BTW, just wanted to say that I am glad I found your blog. It's a refreshingly mature and enlightened perspective on photography and equipment, and your ability to write so well makes it enjoyable to read and enables those ideas to take flight.

For my money, yourself and Mike Johnston are two of the best writers on the photographic blogosphere...

Robert Teague said...

Another well thought out post, with a lot to think about and consider.

While I certainly love using large format, there are times when I want to carry around something much smaller. For me, I've never found a camera that can beat my Nikon F6 for that purpose (I will admit, I like big cameras - I have big hands).

Thanks for the thoughts,

kirk tuck said...

Shawn, That last post earned you a free book. Send me your address and I'll send it along. Grab my e-mail address off my website: www.kirktuck.com

Karl said...

Your last comment about "As soon as I get done with my real job" and how people "leave so much laying on the table" got me thinking.

The career path for people getting into photography is not completely obvious to me. Some people clearly buy a bunch of stuff and then put up a sign and hope for the best, while others seem to get sucked in from the opposite direction... their portfolio sells it self and they get jobs based on their work. At least, that's what happened to me...

So, I have no real clue how much my photographic work is really worth. While I know my fees are lower than other photographers, they're also astronomically more per hour than I make in my real job. I take jobs that are interesting, and am eager to see my work in print, and I'm excited to shoot in interesting locations. So, i'm also willing to give low prices to do fun work... There have been cases that I would have done everything except actual prints for free just because of the location alone.

I'm not sure how common my experience is. You interface with people who are trying a lot hard to make a living with photography than I do.

How did they get started?

(I just love taking pictures of things.
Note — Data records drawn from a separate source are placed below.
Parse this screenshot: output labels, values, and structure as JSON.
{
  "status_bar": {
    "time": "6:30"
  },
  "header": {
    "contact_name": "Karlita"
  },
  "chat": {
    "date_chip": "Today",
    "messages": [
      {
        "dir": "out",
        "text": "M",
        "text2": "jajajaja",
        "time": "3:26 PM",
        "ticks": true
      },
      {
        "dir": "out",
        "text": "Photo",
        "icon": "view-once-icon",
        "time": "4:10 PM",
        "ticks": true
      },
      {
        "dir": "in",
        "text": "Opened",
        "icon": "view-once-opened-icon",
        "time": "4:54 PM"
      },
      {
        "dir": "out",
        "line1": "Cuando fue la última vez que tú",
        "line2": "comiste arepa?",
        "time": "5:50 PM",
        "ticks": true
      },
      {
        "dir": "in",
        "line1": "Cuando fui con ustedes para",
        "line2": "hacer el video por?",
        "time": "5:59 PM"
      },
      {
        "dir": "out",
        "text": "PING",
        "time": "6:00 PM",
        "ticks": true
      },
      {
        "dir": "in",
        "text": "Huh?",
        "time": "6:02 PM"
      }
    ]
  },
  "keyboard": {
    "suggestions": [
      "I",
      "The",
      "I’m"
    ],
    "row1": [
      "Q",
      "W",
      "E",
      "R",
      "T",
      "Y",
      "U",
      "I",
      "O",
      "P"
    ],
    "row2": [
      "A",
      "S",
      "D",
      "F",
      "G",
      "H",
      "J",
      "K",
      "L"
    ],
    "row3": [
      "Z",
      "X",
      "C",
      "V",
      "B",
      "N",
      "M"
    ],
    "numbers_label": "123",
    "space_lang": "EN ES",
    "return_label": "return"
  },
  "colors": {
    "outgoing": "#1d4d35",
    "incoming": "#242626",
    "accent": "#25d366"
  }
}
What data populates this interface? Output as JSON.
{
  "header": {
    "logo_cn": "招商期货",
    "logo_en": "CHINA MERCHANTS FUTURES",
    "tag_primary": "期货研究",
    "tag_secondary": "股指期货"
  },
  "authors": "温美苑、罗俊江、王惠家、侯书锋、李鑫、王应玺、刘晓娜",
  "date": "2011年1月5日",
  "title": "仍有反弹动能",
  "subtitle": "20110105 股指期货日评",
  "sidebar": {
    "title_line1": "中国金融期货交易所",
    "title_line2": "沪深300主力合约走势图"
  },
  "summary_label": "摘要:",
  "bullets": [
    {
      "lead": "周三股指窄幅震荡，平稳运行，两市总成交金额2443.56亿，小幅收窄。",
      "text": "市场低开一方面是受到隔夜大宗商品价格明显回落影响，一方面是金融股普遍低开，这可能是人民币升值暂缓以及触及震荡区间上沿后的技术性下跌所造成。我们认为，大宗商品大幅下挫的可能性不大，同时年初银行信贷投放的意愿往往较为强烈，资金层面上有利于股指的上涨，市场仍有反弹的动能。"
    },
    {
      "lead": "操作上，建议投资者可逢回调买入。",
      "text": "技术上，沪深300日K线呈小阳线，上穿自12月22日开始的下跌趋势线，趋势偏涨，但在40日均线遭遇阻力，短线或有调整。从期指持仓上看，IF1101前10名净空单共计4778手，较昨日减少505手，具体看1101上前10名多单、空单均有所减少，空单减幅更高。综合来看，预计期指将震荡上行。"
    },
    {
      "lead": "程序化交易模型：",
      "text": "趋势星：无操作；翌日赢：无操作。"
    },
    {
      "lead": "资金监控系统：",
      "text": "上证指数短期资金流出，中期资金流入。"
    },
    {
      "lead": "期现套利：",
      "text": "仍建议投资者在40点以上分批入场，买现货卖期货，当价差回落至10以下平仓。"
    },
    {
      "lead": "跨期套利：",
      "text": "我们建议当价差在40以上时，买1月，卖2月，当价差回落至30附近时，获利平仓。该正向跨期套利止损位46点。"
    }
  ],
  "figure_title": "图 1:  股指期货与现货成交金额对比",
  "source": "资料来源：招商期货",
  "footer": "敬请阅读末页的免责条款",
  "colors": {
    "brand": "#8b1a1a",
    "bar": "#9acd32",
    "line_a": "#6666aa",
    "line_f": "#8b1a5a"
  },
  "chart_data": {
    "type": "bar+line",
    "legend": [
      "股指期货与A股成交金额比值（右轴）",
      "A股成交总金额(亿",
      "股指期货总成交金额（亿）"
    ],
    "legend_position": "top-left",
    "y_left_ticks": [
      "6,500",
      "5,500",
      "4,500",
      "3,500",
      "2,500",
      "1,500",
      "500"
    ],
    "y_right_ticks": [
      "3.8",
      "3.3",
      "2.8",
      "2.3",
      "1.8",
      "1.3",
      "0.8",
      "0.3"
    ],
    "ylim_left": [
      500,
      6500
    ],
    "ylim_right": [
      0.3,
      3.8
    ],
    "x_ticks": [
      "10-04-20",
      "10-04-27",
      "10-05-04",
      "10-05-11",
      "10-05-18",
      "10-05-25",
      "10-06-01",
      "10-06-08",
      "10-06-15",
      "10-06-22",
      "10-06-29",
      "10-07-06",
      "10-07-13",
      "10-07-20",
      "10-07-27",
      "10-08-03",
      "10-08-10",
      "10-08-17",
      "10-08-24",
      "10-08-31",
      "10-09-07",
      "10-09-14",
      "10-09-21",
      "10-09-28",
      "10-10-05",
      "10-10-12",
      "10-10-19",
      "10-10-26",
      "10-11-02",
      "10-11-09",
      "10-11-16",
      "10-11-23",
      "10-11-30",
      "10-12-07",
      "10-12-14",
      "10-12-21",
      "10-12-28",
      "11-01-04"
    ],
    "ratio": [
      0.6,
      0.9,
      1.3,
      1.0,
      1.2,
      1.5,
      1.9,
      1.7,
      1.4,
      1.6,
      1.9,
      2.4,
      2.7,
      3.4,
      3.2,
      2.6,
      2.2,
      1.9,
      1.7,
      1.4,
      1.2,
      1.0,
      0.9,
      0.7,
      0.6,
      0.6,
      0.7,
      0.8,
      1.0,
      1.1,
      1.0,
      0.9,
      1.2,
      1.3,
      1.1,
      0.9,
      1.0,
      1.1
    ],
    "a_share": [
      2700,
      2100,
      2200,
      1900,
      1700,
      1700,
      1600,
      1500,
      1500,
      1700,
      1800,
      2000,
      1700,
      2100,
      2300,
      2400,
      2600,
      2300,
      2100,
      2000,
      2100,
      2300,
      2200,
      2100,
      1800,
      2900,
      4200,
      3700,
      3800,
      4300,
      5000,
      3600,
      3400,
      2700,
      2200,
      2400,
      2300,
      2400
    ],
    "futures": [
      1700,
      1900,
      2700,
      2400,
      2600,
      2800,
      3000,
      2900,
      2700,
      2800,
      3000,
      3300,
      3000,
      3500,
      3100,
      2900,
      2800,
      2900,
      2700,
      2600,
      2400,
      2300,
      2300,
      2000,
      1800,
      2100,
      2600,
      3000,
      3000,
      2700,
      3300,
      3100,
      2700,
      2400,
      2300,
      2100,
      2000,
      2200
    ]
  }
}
It's a lot more fun if you don't have a client breathing down you neck. I think the idea of photography as a career is a bit over romanticized.)

I think you have hit the future of photography on the head: gear is becoming very democratized. You could buy a first class outfit without maxing out your Visa. Understanding light and composition, and how to capture it is going to be what gets people hired and admired.

Please keep writing. You're fun to watch.

sarah goodman said...

KIRK....you are a GEM! I had a blast chatting with you at CPR and came home really thinking of so MANY things....it was quite refreshing! I LOVED reading your post and all the comments as well!

There is SO much to be learned from where I stand and I just can't wait to soak up all of the knowledge. I appreciate your candor and true humbleness in which you display yourself and write! You have officially been bookmarked! :)

Chat soon,
Sarah Goodman

Damon said...


I have been reading and re-reading your book I bought at CPR. Life got in the way and I have finally started really playing with my SB-800 and my wife's D90 (until I get my D300s for shooting swim meets) and it all finally clicked. I took a shot by complete accident and I have never been so happy with a photo. I enjoyed your lesson at CPR and have now given my flash new life.

Damon said...


I have read and re-read you book that was on sale at CPR (I was one of the 2%).

I finally have been able to sit an play with my SB-800 and my wife's D90 (until I get my D300s for shooting swim meets) and by pure accident I captured an image of my daughter with a crayon and a piece of paper. With that one accident, everything you were talking about in your session and in your book clicked. My flash has found new life instead of being shunned.